The big assumption behind prompt-based interactions is that users can articulate what they want the AI to do. Reality is not that simple.
In the human brain, the language center is separate from the logic center. That’s the reason why people have difficulty articulating something that they fully understand. This disconnect creates a fundamental challenge for prompt-based AI systems.
Those Who Master Articulation
Certain professions have mastered the art of bridging this gap:
- Executives provide direction for entire organizations. The best ones have honed their ability to connect the logic center with the language center.
- Military leaders undergo specific training on articulating command intent. In the pressure and chaos of battle, confused articulation in orders has repeatedly cost lives and battles throughout history. The best militaries consider these courses critical requirements for promotions and senior command positions.
- Teachers must figure out how to communicate concepts using language that students can understand.
- Programmers find writing prompts relatively easy because they’ve been trained in the art of instructing computers. They work at different levels of abstraction—from requirements and use cases to code and shell commands. Their brains are trained to connect logic with language to articulate what computers need to do. It’s no surprise that programmers and engineers are some of the best writers on the internet today.
The Challenge for Prompt-Based AI
If writing instructions, commands, and directives is a skill so difficult to acquire, how can prompt-style interaction become the mainstay of AI-based solutions?
Great self-serve interfaces work well because designers spend an incredible amount of time understanding and eliciting user mental models.

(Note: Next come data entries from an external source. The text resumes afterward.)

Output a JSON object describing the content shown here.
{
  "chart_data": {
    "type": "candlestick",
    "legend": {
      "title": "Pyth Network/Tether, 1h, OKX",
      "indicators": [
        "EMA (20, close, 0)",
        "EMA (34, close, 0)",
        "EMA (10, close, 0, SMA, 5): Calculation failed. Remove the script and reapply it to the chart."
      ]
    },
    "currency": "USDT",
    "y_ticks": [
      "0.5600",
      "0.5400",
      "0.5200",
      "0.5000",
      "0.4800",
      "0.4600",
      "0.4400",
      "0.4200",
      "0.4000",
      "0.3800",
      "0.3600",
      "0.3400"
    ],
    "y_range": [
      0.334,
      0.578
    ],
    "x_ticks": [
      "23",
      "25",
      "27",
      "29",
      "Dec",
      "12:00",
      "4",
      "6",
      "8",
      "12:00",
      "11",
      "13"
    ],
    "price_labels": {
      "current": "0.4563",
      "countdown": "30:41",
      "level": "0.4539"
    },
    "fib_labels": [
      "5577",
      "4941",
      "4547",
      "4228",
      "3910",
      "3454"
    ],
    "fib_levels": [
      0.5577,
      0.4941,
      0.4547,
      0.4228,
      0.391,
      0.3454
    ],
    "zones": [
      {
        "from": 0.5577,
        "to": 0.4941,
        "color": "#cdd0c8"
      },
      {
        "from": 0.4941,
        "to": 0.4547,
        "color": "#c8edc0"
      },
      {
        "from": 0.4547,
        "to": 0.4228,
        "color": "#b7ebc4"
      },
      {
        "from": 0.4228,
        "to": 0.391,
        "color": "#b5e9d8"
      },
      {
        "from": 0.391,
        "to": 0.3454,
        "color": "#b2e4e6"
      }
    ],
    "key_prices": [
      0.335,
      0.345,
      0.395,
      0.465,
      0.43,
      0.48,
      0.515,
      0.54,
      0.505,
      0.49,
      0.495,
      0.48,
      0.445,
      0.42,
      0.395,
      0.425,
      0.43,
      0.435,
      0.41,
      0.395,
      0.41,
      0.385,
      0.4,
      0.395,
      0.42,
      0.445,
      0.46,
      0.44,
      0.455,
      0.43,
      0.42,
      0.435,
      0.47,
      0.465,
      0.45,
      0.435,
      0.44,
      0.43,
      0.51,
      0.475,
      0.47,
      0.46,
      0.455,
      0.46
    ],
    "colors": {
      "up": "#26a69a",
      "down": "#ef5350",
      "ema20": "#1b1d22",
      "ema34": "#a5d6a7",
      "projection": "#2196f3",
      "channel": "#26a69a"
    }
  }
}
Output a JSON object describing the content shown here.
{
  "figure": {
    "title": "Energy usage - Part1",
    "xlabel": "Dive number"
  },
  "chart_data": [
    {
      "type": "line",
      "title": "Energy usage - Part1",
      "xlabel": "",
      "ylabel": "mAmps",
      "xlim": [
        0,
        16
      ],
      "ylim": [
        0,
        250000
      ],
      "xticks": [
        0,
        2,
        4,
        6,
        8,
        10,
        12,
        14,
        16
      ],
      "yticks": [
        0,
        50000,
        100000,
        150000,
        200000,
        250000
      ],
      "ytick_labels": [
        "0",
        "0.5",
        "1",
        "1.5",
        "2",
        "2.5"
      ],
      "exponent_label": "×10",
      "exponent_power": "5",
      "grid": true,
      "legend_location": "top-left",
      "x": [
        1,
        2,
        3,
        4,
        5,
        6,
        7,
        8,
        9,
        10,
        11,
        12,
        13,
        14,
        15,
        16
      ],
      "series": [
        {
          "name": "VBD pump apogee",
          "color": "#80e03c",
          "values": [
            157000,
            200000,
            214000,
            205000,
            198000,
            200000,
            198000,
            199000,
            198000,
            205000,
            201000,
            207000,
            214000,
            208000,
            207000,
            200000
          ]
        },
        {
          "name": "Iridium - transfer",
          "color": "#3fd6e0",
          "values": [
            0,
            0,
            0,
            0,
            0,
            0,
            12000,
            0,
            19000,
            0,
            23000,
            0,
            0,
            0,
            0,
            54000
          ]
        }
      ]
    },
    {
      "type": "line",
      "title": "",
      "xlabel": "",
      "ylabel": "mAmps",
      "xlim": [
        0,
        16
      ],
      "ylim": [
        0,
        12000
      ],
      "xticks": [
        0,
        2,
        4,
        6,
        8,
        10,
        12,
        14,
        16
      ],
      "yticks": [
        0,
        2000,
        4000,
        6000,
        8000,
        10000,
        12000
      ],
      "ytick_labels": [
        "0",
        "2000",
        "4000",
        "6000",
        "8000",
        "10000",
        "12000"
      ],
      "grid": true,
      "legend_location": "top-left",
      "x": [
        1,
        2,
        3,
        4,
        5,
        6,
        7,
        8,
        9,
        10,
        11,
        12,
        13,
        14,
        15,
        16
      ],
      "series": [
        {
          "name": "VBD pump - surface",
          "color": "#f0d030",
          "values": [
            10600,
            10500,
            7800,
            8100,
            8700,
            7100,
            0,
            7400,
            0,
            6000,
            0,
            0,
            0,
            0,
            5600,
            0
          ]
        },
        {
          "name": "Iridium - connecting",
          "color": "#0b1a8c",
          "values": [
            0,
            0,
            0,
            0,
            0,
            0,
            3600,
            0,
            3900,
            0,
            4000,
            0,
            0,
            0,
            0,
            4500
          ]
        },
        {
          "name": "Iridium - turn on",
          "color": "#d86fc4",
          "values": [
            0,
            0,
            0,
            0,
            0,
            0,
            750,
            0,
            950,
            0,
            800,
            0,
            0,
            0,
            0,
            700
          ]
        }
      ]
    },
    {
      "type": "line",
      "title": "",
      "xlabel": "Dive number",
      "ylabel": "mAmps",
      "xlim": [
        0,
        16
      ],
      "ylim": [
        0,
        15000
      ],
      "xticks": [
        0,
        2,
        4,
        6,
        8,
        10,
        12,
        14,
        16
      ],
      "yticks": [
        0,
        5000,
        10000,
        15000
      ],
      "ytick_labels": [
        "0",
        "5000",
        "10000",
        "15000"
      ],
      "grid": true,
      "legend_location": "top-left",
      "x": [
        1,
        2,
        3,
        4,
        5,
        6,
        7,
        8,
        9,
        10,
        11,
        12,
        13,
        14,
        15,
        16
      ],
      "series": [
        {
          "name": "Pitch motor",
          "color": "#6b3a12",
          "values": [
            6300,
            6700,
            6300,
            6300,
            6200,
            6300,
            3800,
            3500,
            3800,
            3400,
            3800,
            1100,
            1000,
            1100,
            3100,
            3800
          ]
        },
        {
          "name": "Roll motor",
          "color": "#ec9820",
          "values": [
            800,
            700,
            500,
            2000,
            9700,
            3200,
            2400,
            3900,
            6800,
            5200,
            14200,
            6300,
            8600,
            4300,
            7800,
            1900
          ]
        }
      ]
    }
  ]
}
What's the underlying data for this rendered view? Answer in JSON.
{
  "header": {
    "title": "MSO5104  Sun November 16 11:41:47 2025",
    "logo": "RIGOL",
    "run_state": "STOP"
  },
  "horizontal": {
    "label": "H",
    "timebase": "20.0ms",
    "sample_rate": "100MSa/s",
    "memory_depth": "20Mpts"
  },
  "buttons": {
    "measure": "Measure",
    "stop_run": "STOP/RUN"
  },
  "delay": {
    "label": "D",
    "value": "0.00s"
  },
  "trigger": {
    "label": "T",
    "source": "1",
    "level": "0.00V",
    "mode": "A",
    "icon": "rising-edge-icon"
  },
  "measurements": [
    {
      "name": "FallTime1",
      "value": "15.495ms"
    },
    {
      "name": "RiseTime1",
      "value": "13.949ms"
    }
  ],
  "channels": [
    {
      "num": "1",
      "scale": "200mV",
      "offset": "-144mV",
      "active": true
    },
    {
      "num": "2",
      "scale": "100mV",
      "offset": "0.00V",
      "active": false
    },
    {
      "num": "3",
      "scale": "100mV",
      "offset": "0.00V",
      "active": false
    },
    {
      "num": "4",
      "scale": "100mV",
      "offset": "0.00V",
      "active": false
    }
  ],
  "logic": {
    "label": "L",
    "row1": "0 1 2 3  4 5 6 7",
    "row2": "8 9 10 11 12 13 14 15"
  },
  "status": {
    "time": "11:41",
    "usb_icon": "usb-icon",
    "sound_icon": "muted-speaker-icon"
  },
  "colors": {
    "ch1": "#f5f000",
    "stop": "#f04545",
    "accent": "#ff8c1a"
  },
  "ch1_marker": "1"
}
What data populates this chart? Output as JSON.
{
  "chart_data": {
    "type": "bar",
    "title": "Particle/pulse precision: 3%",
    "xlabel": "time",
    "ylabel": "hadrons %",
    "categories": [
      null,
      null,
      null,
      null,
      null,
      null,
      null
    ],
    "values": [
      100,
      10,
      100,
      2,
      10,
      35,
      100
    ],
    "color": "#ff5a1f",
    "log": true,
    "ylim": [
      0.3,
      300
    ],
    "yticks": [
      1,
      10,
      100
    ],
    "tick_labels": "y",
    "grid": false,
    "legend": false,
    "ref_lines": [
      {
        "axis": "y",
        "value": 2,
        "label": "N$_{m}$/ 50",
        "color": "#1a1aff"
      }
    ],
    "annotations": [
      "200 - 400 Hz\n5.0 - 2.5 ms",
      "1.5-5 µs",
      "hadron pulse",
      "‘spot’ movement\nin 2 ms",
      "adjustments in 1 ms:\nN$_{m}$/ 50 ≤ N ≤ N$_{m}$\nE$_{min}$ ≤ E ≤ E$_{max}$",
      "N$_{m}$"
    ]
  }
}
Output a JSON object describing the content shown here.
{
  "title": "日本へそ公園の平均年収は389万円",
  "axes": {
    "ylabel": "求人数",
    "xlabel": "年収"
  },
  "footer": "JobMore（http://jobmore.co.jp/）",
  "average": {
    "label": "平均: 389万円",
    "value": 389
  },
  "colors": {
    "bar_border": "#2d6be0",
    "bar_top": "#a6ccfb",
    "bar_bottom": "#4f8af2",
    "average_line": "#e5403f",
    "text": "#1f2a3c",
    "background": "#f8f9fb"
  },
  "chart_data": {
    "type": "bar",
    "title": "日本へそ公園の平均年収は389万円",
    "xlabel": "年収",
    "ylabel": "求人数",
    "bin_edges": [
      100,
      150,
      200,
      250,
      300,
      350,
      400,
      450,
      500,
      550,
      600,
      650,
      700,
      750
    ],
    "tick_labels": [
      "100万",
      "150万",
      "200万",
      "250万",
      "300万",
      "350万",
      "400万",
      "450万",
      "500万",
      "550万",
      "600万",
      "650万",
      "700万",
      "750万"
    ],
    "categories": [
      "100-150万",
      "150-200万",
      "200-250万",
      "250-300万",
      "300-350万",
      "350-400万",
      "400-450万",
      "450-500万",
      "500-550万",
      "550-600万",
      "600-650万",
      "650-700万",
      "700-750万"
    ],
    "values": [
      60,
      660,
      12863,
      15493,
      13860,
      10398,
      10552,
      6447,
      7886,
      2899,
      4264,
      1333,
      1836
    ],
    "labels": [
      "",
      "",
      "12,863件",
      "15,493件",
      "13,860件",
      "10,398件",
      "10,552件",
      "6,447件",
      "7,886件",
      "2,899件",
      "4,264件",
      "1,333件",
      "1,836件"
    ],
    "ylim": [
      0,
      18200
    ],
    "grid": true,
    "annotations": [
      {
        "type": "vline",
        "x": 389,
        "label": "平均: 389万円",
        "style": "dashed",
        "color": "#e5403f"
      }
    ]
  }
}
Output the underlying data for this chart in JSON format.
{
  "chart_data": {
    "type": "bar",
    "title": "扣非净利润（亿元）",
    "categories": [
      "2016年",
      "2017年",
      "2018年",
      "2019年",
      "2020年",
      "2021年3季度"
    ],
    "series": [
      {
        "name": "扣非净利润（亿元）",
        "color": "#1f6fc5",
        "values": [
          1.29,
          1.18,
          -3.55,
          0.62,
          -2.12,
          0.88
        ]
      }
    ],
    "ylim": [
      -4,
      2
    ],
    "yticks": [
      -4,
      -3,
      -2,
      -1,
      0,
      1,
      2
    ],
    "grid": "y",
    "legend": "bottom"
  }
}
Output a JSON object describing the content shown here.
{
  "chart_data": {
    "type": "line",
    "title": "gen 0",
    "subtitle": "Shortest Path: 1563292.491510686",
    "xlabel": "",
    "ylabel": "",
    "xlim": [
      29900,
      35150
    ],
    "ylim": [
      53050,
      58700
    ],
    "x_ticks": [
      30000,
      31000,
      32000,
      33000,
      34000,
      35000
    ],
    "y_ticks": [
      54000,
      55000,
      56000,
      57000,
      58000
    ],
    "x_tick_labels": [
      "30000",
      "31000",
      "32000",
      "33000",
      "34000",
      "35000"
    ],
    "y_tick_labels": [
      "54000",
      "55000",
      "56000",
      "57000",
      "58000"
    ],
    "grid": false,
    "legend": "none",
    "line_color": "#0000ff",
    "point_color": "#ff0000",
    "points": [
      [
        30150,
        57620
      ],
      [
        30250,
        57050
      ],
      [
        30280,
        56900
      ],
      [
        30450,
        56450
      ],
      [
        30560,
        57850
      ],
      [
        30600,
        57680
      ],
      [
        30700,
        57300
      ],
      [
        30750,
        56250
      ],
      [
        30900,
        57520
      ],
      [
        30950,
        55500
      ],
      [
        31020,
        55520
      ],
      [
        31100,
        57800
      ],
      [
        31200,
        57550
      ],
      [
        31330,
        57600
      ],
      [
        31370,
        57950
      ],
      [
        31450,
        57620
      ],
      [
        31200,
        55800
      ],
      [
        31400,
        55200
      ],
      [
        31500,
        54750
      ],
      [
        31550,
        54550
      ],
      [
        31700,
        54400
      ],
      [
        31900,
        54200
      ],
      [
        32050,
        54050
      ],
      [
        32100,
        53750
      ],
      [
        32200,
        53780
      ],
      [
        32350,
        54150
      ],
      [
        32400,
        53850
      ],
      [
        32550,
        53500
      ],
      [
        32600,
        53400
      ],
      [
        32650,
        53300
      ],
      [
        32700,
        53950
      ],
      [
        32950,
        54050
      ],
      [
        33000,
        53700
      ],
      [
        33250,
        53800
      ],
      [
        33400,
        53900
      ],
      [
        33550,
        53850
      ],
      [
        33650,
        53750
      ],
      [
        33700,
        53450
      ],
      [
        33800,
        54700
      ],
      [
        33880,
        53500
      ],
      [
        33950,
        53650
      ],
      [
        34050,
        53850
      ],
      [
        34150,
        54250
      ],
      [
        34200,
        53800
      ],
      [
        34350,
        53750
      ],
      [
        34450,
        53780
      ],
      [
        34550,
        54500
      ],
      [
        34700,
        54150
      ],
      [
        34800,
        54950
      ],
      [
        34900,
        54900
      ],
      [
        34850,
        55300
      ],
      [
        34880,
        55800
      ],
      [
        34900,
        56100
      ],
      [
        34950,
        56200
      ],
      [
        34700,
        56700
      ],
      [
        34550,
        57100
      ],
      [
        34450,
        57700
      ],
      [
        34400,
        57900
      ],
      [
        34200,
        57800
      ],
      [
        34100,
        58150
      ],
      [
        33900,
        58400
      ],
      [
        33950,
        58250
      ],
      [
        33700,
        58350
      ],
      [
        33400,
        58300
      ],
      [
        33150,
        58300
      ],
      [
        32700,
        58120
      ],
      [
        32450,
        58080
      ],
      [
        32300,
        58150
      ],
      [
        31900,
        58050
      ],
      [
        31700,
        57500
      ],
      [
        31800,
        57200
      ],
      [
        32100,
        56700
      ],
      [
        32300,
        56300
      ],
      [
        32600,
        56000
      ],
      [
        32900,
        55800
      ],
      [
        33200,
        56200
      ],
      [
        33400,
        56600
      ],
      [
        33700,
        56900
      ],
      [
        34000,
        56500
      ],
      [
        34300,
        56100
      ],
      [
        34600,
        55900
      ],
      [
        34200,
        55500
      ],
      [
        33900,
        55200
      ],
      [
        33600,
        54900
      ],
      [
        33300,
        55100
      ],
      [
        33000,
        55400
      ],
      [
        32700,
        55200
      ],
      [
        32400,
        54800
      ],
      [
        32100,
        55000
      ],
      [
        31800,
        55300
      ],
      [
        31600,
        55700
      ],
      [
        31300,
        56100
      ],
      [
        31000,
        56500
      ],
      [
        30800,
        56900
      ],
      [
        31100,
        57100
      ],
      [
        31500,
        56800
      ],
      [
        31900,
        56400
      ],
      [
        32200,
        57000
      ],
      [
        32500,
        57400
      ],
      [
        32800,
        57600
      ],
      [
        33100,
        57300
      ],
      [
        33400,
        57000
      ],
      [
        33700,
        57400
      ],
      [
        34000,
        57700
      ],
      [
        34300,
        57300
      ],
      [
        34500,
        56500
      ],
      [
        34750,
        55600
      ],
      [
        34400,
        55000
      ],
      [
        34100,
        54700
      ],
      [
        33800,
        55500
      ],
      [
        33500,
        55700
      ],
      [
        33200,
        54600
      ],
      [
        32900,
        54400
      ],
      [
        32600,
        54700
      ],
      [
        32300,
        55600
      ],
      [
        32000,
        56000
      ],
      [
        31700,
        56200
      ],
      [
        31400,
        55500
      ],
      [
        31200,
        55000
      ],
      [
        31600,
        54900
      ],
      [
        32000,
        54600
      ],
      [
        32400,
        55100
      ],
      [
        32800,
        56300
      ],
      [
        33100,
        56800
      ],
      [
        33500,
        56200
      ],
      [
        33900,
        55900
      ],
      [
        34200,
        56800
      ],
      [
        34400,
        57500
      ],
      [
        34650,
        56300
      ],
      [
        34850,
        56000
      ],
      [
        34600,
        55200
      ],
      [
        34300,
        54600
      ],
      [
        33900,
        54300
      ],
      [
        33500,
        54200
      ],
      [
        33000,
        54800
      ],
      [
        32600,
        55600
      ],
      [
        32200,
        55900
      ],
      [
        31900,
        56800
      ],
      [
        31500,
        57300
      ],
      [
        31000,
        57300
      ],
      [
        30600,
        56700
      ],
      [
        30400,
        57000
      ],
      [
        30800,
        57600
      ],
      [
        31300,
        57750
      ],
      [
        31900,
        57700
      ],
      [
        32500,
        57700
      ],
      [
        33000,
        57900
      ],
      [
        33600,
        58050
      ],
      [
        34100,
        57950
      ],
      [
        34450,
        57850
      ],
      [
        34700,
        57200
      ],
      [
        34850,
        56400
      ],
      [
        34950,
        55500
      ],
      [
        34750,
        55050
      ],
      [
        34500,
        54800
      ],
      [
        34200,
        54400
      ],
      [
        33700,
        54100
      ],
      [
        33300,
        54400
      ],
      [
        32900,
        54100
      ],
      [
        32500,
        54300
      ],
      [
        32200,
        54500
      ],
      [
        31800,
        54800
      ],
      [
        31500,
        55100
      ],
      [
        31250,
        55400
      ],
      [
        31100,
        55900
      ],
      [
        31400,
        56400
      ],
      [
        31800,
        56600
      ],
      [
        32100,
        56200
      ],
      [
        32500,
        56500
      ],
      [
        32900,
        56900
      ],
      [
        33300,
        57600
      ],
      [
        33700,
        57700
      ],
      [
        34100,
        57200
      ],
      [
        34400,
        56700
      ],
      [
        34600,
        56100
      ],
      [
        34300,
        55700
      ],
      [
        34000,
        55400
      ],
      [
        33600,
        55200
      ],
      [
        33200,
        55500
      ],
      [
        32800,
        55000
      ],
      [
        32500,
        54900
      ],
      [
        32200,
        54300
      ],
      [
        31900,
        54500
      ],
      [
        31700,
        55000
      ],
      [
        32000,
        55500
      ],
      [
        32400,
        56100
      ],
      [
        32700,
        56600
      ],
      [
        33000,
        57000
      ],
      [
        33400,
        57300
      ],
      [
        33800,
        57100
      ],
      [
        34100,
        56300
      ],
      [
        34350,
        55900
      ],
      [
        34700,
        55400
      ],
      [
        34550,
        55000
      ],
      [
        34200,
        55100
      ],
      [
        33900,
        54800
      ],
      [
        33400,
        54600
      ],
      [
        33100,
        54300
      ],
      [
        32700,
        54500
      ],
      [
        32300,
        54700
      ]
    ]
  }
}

This understanding translates into UX interactions that “just get it” when users open the app. It makes users feel as if someone read their mind without having to be told. Can prompt-based interactions ever make users feel the same way?
A Programmer’s Perspective
As a programmer, I love that I can produce results with ease and far reduced effort using AI. I recognize that the alternative—writing code myself—takes time, is expensive, and isn’t always the highest-value work I need to do. As a way of offloading the coding process, prompt-based generative AI systems are exceptionally valuable.
But for the broader population who haven’t developed the skill of articulation, the question remains: is prompt-based interaction the primary interaction posture for accessing AI?